Whilst a newly bought iPhone contains over 18 built-in apps and on first glance, everything you might want from a phone, one finger tap on the Apple app store will leave you mesmerised at the capabilities a handheld device is able to do in a matter of presses in a matter of seconds.
Every smart phone comes with a camera, calling and messaging services, calendar, alarm and music functions.
Push notification for Emails and Social networking such as Facebook and Twitter are readily available and almost essential. Then, for the business men and women out there, there are online banking apps and ones which allow you to check the FTSE 100. Or if fitness is your thing, calorie trackers and pedometers are also out there.
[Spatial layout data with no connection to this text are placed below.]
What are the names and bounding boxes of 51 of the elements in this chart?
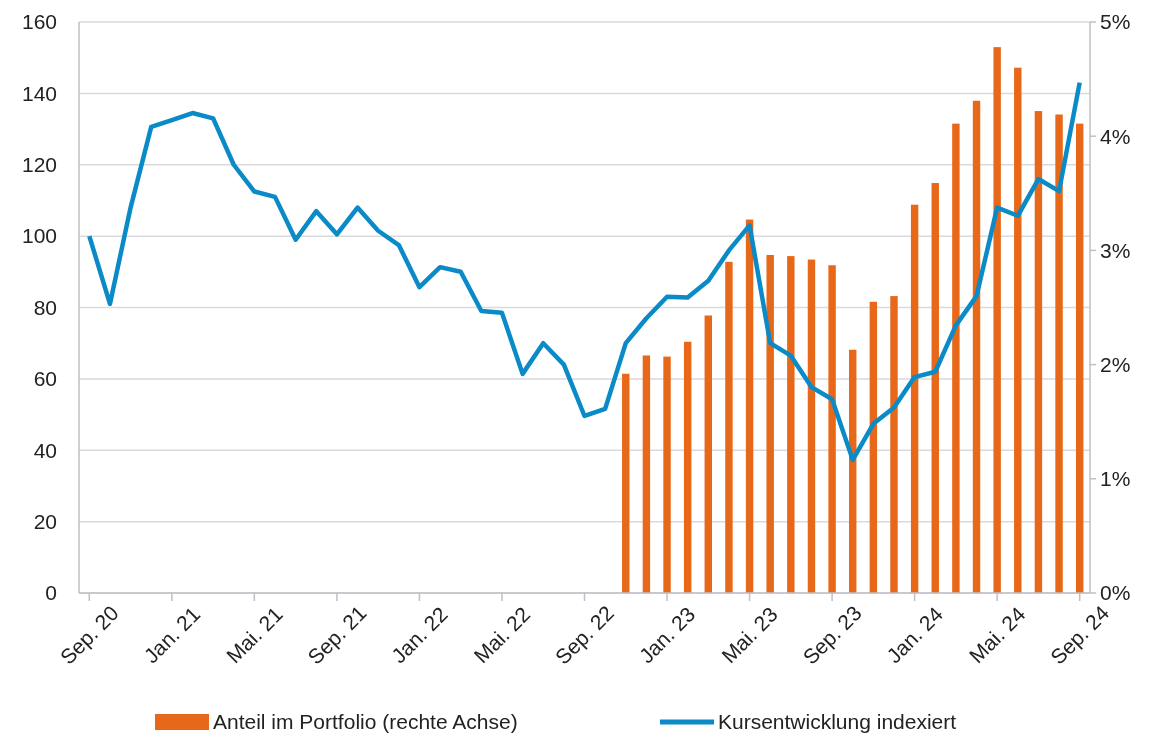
y-tick-label: 100	[21, 224, 57, 248]
y2-tick-label: 3%	[1100, 238, 1131, 262]
bar	[787, 256, 795, 593]
bar	[952, 123, 960, 593]
bar	[890, 296, 898, 593]
y-tick-label: 40	[33, 438, 57, 462]
y2-tick-label: 2%	[1100, 352, 1131, 376]
bar	[931, 183, 939, 593]
bar	[807, 259, 816, 593]
line-series	[87, 80, 1082, 463]
bar	[745, 219, 754, 593]
x-tick-label: Jan. 22	[386, 602, 452, 668]
y2-tick-label: 1%	[1100, 467, 1131, 491]
y2-tick-label: 4%	[1100, 124, 1131, 148]
legend-label: Anteil im Portfolio (rechte Achse)	[213, 710, 518, 734]
x-tick-label: Sep. 23	[798, 601, 866, 669]
bar	[910, 204, 919, 593]
bar	[828, 265, 836, 593]
bar	[704, 315, 713, 593]
bar	[1014, 67, 1022, 593]
y-tick-label: 160	[21, 10, 57, 34]
x-tick-label: Mai. 24	[964, 602, 1030, 668]
bar	[869, 301, 878, 593]
y-tick-label: 20	[33, 509, 57, 533]
y2-tick-label: 5%	[1100, 10, 1131, 34]
y-tick-label: 120	[21, 153, 57, 177]
x-tick-label: Mai. 21	[221, 602, 287, 668]
bar	[993, 47, 1001, 593]
x-tick-label: Jan. 21	[139, 602, 205, 668]
x-tick-label: Jan. 23	[634, 602, 700, 668]
x-tick-label: Mai. 22	[469, 602, 535, 668]
bar	[1034, 111, 1043, 593]
bar	[622, 373, 630, 593]
x-tick-label: Jan. 24	[882, 602, 948, 668]
bar	[642, 355, 651, 593]
bar	[725, 261, 733, 593]
bar	[972, 100, 981, 593]
y-tick-label: 0	[45, 581, 57, 605]
legend-label: Kursentwicklung indexiert	[718, 710, 957, 734]
bar	[663, 356, 671, 593]
bar	[766, 254, 774, 593]
x-tick-label: Sep. 20	[55, 601, 123, 669]
bar	[1075, 123, 1084, 593]
bar	[683, 341, 692, 593]
x-tick-label: Mai. 23	[716, 602, 782, 668]
bar	[1055, 114, 1063, 593]
x-tick-label: Sep. 21	[303, 601, 371, 669]
y-tick-label: 80	[33, 295, 57, 319]
y-tick-label: 60	[33, 367, 57, 391]
y-tick-label: 140	[21, 81, 57, 105]
x-tick-label: Sep. 22	[550, 601, 619, 669]
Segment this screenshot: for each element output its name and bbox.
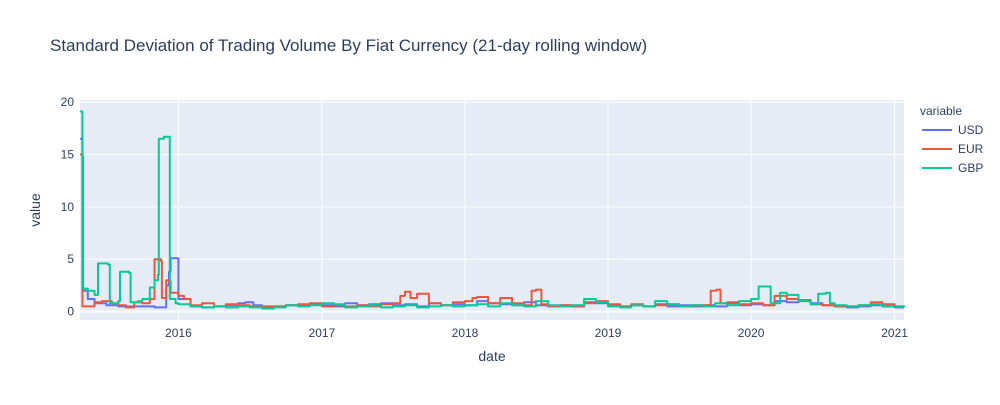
x-tick-label: 2016: [165, 326, 192, 340]
plot-area: [80, 100, 904, 320]
legend-label-usd: USD: [958, 123, 984, 137]
y-tick-label: 20: [61, 95, 75, 109]
x-tick-label: 2018: [452, 326, 479, 340]
y-tick-label: 5: [67, 252, 74, 266]
legend-label-gbp: GBP: [958, 161, 983, 175]
series-line-gbp: [80, 110, 905, 310]
x-tick-label: 2019: [595, 326, 622, 340]
legend-label-eur: EUR: [958, 142, 984, 156]
series-lines: [80, 110, 905, 310]
x-tick-label: 2017: [309, 326, 336, 340]
x-tick-label: 2020: [738, 326, 765, 340]
x-axis-title: date: [478, 348, 505, 364]
y-tick-label: 0: [67, 305, 74, 319]
x-tick-label: 2021: [881, 326, 908, 340]
y-axis-ticks: 0 5 10 15 20: [61, 95, 75, 319]
x-axis-ticks: 2016 2017 2018 2019 2020 2021: [165, 326, 908, 340]
y-tick-label: 10: [61, 200, 75, 214]
chart-title: Standard Deviation of Trading Volume By …: [50, 36, 647, 55]
y-axis-title: value: [27, 193, 43, 227]
grid-lines: [80, 100, 904, 320]
legend-title: variable: [920, 104, 962, 118]
legend: variable USD EUR GBP: [920, 104, 984, 175]
y-tick-label: 15: [61, 148, 75, 162]
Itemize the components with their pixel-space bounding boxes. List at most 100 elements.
Newspapers and magazines may also become a thing of the past, as many companies offer free smartphone apps which cover a majority of the services they offer.
Ones for the Wacky
Apart from the useful apps for smartphones on the market, a number of quirky apps still remain popular. Crazes from DrawSomething and the Logos Quiz may not have survived the gruelling test of time, but classics including the farting app, whip-sounding app and helium voice simulation remain fan favourites.
The joy of today’s market is that most apps for smartphones now also contain free samples or are free but offer a deluxe edition for small fee. There are games for every type of skill, lead by Angry Birds and Facebook favourites such as Bejeweled Blitz.
Perhaps the most useful is WhatsApp, which allows all smartphone users to communicate with each other over for free, including voice recording and group conversation features.
The App of the Summer however, must be one of many London 2012 apps, which include schedules, interviews, results and anything else you might want to know about the historical event.